Lead form assets reduce friction by letting someone submit details directly from the advert. That can be useful, particularly on mobile, but easier forms can also attract weaker enquiries. If a form is too quick to complete, people may submit before they have properly understood the service, price range or location.

For many South West businesses, a simple qualifying question can make the difference between useful enquiries and a messy inbox. That might be about budget, timescale, postcode, type of project or the specific service required. The aim is not to put good customers off. It is to help both sides understand whether the enquiry is a likely fit.

There is also a follow-up issue. Leads that sit unseen inside Google Ads are easy to waste. If lead form assets are used, the business needs a reliable route into a customer relationship management system, email process or daily follow-up routine. The quicker the response, the more valuable the lead is likely to be.
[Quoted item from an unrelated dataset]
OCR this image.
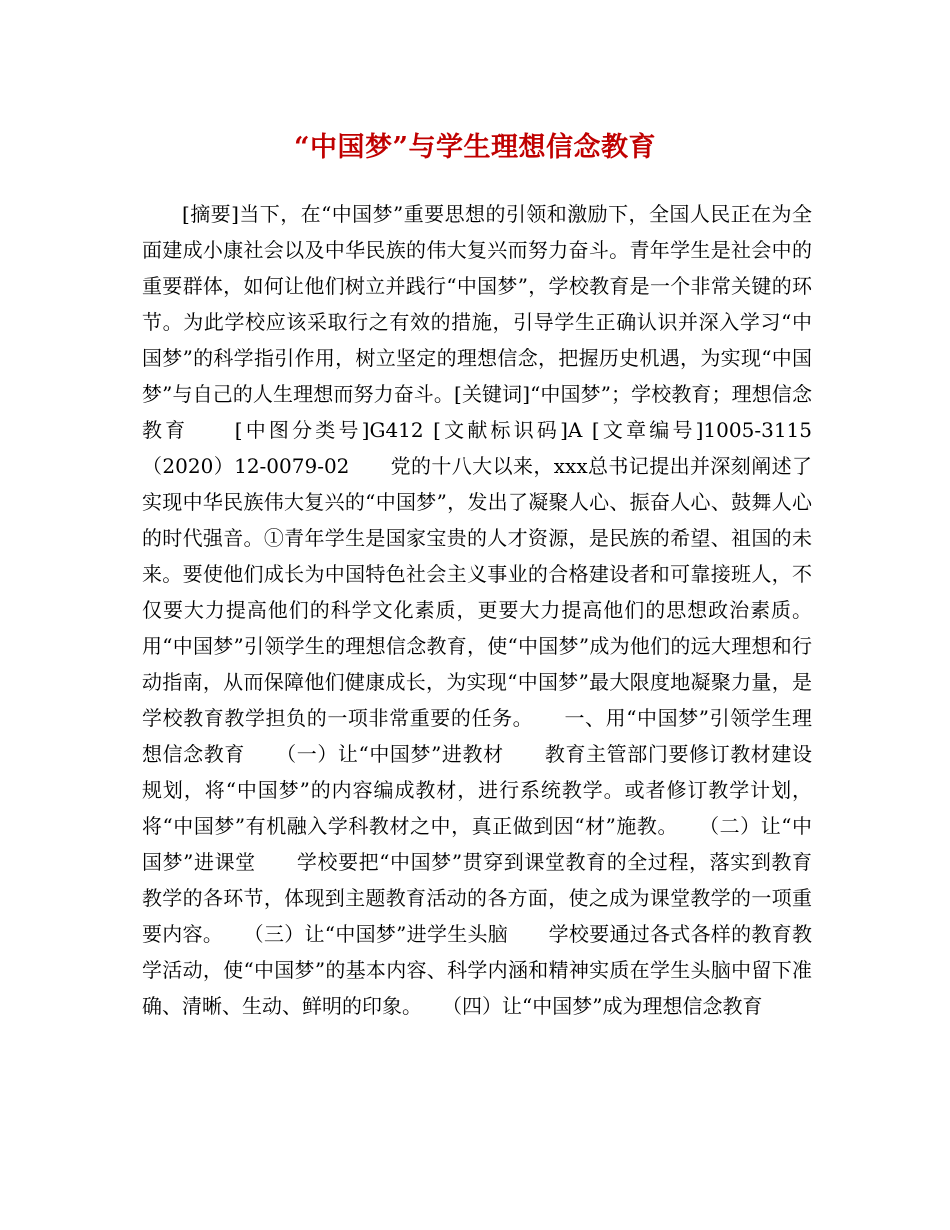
“中国梦”与学生理想信念教育

[摘要]当下，在“中国梦”重要思想的引领和激励下，全国人民正在为全面建成小康社会以及中华民族的伟大复兴而努力奋斗。青年学生是社会中的重要群体，如何让他们树立并践行“中国梦”，学校教育是一个非常关键的环节。为此学校应该采取行之有效的措施，引导学生正确认识并深入学习“中国梦”的科学指引作用，树立坚定的理想信念，把握历史机遇，为实现“中国梦”与自己的人生理想而努力奋斗。[关键词]“中国梦”；学校教育；理想信念教育　　[中图分类号]G412 [文献标识码]A [文章编号]1005-3115（2020）12-0079-02　　党的十八大以来，xxx总书记提出并深刻阐述了实现中华民族伟大复兴的“中国梦”，发出了凝聚人心、振奋人心、鼓舞人心的时代强音。①青年学生是国家宝贵的人才资源，是民族的希望、祖国的未来。要使他们成长为中国特色社会主义事业的合格建设者和可靠接班人，不仅要大力提高他们的科学文化素质，更要大力提高他们的思想政治素质。用“中国梦”引领学生的理想信念教育，使“中国梦”成为他们的远大理想和行动指南，从而保障他们健康成长，为实现“中国梦”最大限度地凝聚力量，是学校教育教学担负的一项非常重要的任务。　　一、用“中国梦”引领学生理想信念教育　　（一）让“中国梦”进教材　　教育主管部门要修订教材建设规划，将“中国梦”的内容编成教材，进行系统教学。或者修订教学计划，将“中国梦”有机融入学科教材之中，真正做到因“材”施教。　　（二）让“中国梦”进课堂　　学校要把“中国梦”贯穿到课堂教育的全过程，落实到教育教学的各环节，体现到主题教育活动的各方面，使之成为课堂教学的一项重要内容。　　（三）让“中国梦”进学生头脑　　学校要通过各式各样的教育教学活动，使“中国梦”的基本内容、科学内涵和精神实质在学生头脑中留下准确、清晰、生动、鲜明的印象。　　（四）让“中国梦”成为理想信念教育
Message assets will not suit every business

Message assets are still more restricted. Search Engine Land notes that they work through supported third-party messaging apps rather than ordinary SMS, and that advertiser verification is required. They also make most sense on mobile, where starting a chat is natural.
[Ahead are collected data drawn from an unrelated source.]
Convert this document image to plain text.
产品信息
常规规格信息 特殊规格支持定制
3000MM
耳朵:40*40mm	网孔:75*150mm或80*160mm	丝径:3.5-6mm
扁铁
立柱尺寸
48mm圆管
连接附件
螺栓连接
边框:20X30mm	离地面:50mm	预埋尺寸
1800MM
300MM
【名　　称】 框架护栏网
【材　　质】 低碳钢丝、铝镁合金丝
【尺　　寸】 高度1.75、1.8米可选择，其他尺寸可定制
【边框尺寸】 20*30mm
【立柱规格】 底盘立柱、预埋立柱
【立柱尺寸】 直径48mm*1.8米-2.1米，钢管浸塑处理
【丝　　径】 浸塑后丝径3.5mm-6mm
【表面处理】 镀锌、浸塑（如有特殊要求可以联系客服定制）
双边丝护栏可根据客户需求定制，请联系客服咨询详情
For some businesses, messaging could be useful: appointment-led services, hospitality, retail, events, repairs or local support teams may find that customers prefer a quick conversation. For others, it may create expectations the business cannot meet. If nobody is responsible for replying promptly, a message asset may damage trust rather than improve lead generation.

That is why the channel should match the team. A business that handles phone calls brilliantly may not need messaging. A business with strong admin support may benefit from forms. A business that already uses WhatsApp or Messenger with customers may have a clearer case for testing message assets.
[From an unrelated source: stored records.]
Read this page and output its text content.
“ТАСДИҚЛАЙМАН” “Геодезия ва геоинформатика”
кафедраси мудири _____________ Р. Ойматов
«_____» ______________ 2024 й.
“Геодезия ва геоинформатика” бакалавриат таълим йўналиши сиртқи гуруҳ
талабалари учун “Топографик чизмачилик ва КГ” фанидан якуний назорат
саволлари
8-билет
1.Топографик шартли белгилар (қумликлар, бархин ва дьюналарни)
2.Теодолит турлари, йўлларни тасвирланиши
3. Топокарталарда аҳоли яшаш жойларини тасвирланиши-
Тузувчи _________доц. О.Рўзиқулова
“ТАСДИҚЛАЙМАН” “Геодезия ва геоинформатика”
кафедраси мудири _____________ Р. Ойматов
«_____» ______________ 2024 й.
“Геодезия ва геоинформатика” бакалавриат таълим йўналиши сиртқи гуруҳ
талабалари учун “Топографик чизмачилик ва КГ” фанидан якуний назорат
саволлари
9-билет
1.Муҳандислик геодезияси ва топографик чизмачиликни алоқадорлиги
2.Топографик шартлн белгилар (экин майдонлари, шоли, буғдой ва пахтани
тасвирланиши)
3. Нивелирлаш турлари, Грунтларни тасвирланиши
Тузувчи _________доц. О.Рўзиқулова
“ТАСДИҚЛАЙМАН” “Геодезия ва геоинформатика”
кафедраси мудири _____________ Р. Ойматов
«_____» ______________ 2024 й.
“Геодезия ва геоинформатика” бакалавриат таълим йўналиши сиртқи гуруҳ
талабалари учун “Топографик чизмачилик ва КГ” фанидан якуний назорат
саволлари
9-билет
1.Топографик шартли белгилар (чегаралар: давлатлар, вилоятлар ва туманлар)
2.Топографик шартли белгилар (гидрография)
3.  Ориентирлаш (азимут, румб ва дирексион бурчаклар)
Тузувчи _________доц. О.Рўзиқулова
Connect the advert to the wider search journey

Contact assets work best when they sit inside a sensible search strategy. The advert should still match the search intent. The landing page should still explain the service clearly. Tracking should still show which enquiries became good conversations, quotes, bookings or sales.

That is especially important for local campaigns where budgets are limited. A campaign can look successful because it produces more form fills, but if those form fills are poor quality, the business may simply be paying to create admin. A better test is whether the campaign produces enquiries that the team can handle and that have a realistic chance of becoming work.

This is where paid search overlaps with broader search marketing. The advert, asset, landing page, follow-up process and reporting all need to point in the same direction. If one part is weak, the campaign may become harder to judge.

What to check before switching assets on

Before adding more contact routes to a campaign, choose one important campaign and ask five practical questions. Which enquiry type is most valuable: calls, forms, messages or website visits? When can the business respond quickly? What information is needed to qualify an enquiry? How will the lead be recorded outside Google Ads? How will poor-quality leads be fed back into reporting?

If those answers are clear, contact assets are worth testing carefully. If they are not, fix the process first. For Bath and South West advertisers, the opportunity is not simply to collect more names and numbers. It is to make the route from search to real conversation cleaner, faster and easier to measure.

That is a useful reminder in a channel that can easily become overcomplicated. Sometimes the next improvement in Google Ads is not another layer of automation. It is making sure the right customer can reach the right person at the right moment.